Have I told you about the sponsor that I am fortunate to have at this time? Well, I will now since I am still deeply touched by our conversation last night.
I was blessed with a wonderful sponsor, George, for years, but then he died four years ago. I grieved him mightily and, after about four months, I realized I was limping along in my recovery without a sponsor. I was finding it easier to skip my home group, easier to breeze through my tenth step at night. I began to pray for the grace to both want a sponsor and to know who that might be. In the quiet of my prayer what I heard was “Bob.”
I quickly corrected God and reminded him that I had just met Bob on a retreat and, although I liked the way he worked the steps, he was in Des Moines and I was up in the Twin Cities and that I doubted the value of a “phone sponsorship” as I am a flaming extrovert and would want to see my sponsor face-to-face. I got quiet again in my prayer a day later and this time the name “BOB” was virtually shouted at me. I listened for a second name; none was uttered.

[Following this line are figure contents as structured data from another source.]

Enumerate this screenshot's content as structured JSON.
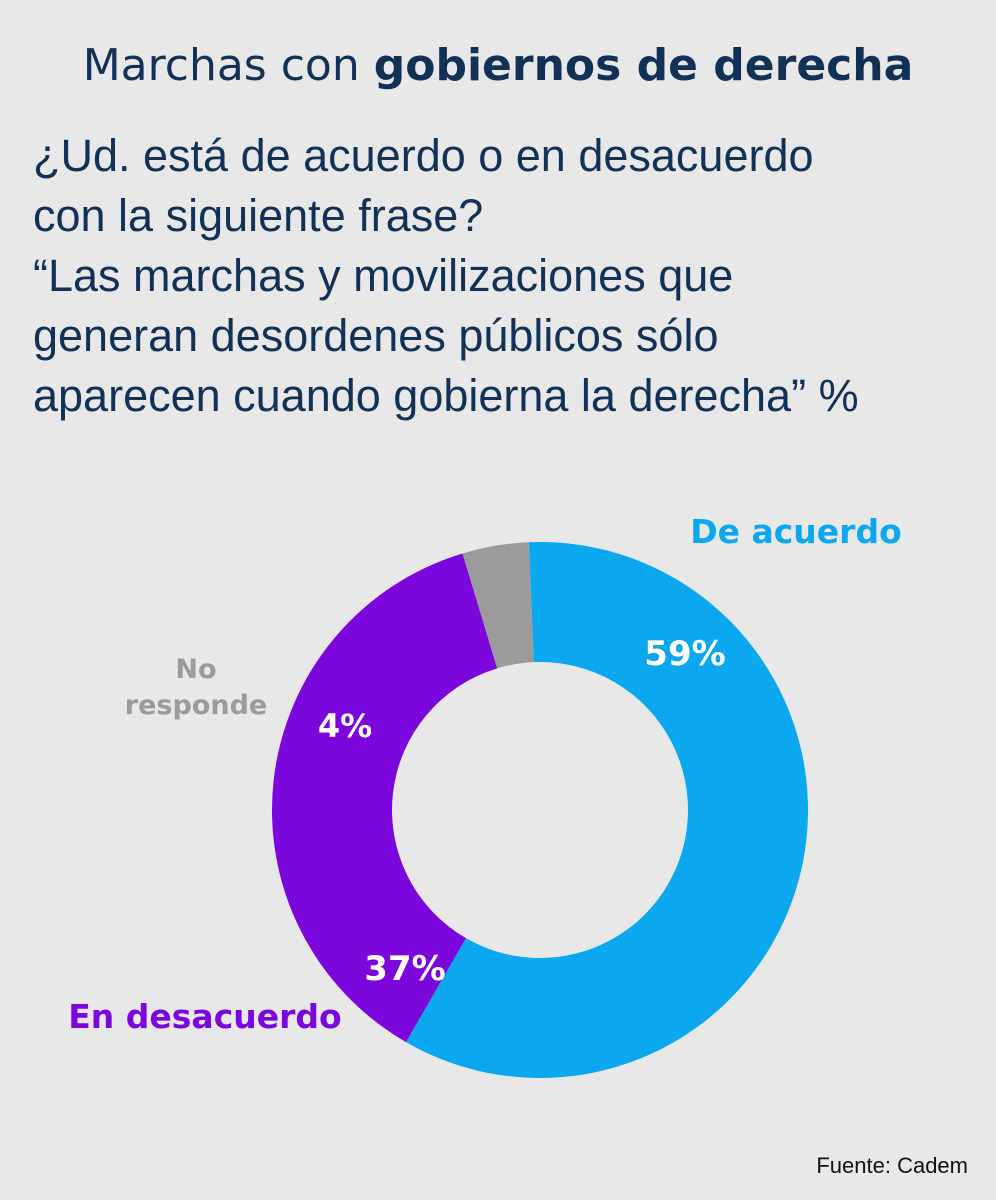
{
  "title": {
    "regular": "Marchas con",
    "bold": "gobiernos de derecha"
  },
  "question_lines": [
    "¿Ud. está de acuerdo o en desacuerdo",
    "con la siguiente frase?",
    "“Las marchas y movilizaciones que",
    "generan desordenes públicos sólo",
    "aparecen cuando gobierna la derecha” %"
  ],
  "source": "Fuente: Cadem",
  "colors": {
    "de_acuerdo": "#0ba8ef",
    "en_desacuerdo": "#7b07dd",
    "no_responde": "#9b9b9b",
    "title_text": "#123157",
    "background": "#e8e8e9"
  },
  "chart_data": {
    "type": "pie",
    "donut": true,
    "categories": [
      "De acuerdo",
      "En desacuerdo",
      "No responde"
    ],
    "values": [
      59,
      37,
      4
    ],
    "value_labels": [
      "59%",
      "37%",
      "4%"
    ],
    "category_labels": [
      [
        "De acuerdo"
      ],
      [
        "En desacuerdo"
      ],
      [
        "No",
        "responde"
      ]
    ],
    "unit": "%"
  }
}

Finally I picked up the phone (which, yes, weighed at least forty-five pounds, as it usually does at such times) and dialed Bob’s number. His gracious voice answered the phone. I identified myself and hesitantly asked if he would consider being my sponsor, only after providing him with at least three reasons why he might want to say “No.” To my complete surprise he said “Yes” and so we began to climb the steps together three and one-one half years ago. And what a climb it has been!
Bob has been inviting, confirming, occasionally challenging, and always encouraging. I owe the spring in my step to Bob.
Last night we spoke for about fifteen minutes as we do once a week. I accounted for the highs and lows of my week, spoke of my seventh step and accounted for my tenth and eleventh step practices. Bob deeply listened, related it to what I have said in previous weeks, responded briefly but so accurately, added a touch of humor, which so lightens my spirit, and blessed me with the encouragement to go on. He left me looking forward to both continuing my recovery and to our next conversation.
I submit that you and I learn much about the quality of our recovery by the quality of our relationship to our sponsor. I have been blessed with a superb sponsor. I pray that you have been – or will be – as well.